An employment tribunal has ruled a bus driver, sacked after a crash, was unfairly dismissed - and heard that poor training was a factor in the smash.
Robert Corrin took the Department of Infrastructure to the tribunal after he was fired following the incident in which a bus crashed into a house in Onchan on July 28, 2018.
Mr Corrin had been driving the Mercedes Citaro single-decker bus at about 8.45am when he encountered a problem with the electronic destination blind. He parked the bus on a hill using the hold-brake, but neglected to put on the handbrake.
He went to the rear of the bus and turned off the isolator switch which, to his surprise, deactivated the hold-brake, and the bus then began to roll backwards.
Mr Corrin attempted to stop the bus but he was unable to. It rolled backwards down Highfield Crescent and through a traffic lights junction, crashing into a house, a parked pick-up truck and caused damage to a garage. The collision started a gas leak but there was no explosion.
The damage caused came to about £50,000.
Following an internal investigation, Mr Corrin was dismissed for gross misconduct by Bus Vannin.
He later appealed that to transport boss Ian Longworth, who rejected it and upheld the firing.
However, the tribunal, chaired by Douglas Stewart, has ruled that ’flaws in the investigation process led to the unjust conclusion of summary dismissal’.
It added: ’With an adequate investigation, that outcome of summary dismissal would or should have been different.’
During the tribunal, the panel heard that Mr Corrin’s use of the isolator-switch ’was a regular occurrence among drivers’, of which Mr Longworth nor his successor Ian Bates was aware.
Mr Longworth told the tribunal that Mr Corrin was not entitled to touch the isolator switch without instruction from his supervisor or an inspector who he could have contacted by radio.
He added that in his view Mr Corrin had ’gone totally against his training’, which Mr Longworth had also undertaken.
An internal investigation into the crash was led by senior transport supervisor Tara Cawte. But Ms Cawte’s interview notes involving two independent drivers, David Johnston and Paul Voss, could not be located.
The tribunal report said: ’Such information, which was unquestionably critical of training by Bus Vannin, was potentially central to the issues that the tribunal had to determine.’
However, it was possible for the tribunal to say that Mr Corrin had told Ms Cawte that staff ’had been given no in-depth training and that it had been more of a short assessment around Douglas to make you aware of the length of the bus’.
Ms Cawte’s notes also said: ’On August 2 I spoke to David Johnston and Paul Voss regarding their recollection of training when Citaros were first implemented. Both stated that familiarisation was short and emphasised more on the length of the bus rather than the controls.’

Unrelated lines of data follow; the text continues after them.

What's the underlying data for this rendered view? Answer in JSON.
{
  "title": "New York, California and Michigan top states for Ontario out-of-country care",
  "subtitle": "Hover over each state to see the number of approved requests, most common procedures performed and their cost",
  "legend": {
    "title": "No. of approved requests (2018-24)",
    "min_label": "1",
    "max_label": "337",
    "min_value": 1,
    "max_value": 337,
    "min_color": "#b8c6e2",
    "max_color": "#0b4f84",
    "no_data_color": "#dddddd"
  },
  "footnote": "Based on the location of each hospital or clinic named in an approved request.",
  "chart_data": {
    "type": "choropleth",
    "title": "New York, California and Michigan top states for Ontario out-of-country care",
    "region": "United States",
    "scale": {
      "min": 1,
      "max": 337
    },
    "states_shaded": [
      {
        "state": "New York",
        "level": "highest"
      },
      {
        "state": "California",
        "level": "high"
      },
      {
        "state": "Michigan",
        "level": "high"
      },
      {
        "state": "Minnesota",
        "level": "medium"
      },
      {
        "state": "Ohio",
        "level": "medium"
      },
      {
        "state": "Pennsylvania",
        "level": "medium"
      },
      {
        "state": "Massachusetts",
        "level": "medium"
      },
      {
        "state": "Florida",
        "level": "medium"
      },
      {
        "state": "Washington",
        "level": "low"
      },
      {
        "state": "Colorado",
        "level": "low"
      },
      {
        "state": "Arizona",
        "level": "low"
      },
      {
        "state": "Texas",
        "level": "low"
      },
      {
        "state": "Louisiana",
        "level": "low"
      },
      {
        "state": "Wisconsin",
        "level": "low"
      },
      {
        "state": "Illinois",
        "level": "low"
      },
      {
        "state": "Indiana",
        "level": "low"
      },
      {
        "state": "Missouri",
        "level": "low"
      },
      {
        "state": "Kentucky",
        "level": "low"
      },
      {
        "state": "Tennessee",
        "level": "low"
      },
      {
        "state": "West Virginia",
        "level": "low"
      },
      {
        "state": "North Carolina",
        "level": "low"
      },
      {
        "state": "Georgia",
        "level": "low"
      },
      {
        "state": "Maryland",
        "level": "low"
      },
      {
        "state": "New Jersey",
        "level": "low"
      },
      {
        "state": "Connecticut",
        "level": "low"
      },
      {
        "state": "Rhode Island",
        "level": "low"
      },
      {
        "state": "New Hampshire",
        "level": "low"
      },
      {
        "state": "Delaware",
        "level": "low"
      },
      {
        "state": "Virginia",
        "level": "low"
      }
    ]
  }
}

Furthermore, Constable Richard Goldie, said: ’During my investigation of the case it became apparent that there had been a lack of training given to the drivers in relation to the use of any new equipment.
’There also appear to be a lack of communication with drivers in relation to disseminating any issues with them and there was a reliance on the use of a notice board in the foyer area.
’It appeared that there had been no training given to a feature fitted to the Mercedes bus, known as a hold-brake.’
In coming to its conclusion, the panel was critical of the investigation led by Ms Cawte and missing information which ’tainted the entire process’.
The panel also noted that while Mr Longworth and Mr Bates believed in good faith that only engineers were using the isolator switch, evidence was found it was regularly being used by drivers and even cleaning staff when the buses were at the depot.
In its conclusions, the tribunal ruled that Mr Longworth’s decision to uphold the firing of Mr Corrin was ’within the band of reasonable responses’ and that ’because the handbrake hadn’t been applied, the finding of gross misconduct should stand’.
However, as a result of what the report said was a ’flawed’ investigation, Mr Corrin not being presented with all the facts which came from that investigation, including Constable Goldie’s comments on inadequate training and his record as a model employee, it said that Mr Corrin could have kept his job despite the crash.
While his dismissal has been ruled to be unfair, the tribunal has not yet awarded Mr Corrin any money. A hearing will be fixed if the two parties cannot agree a settlement.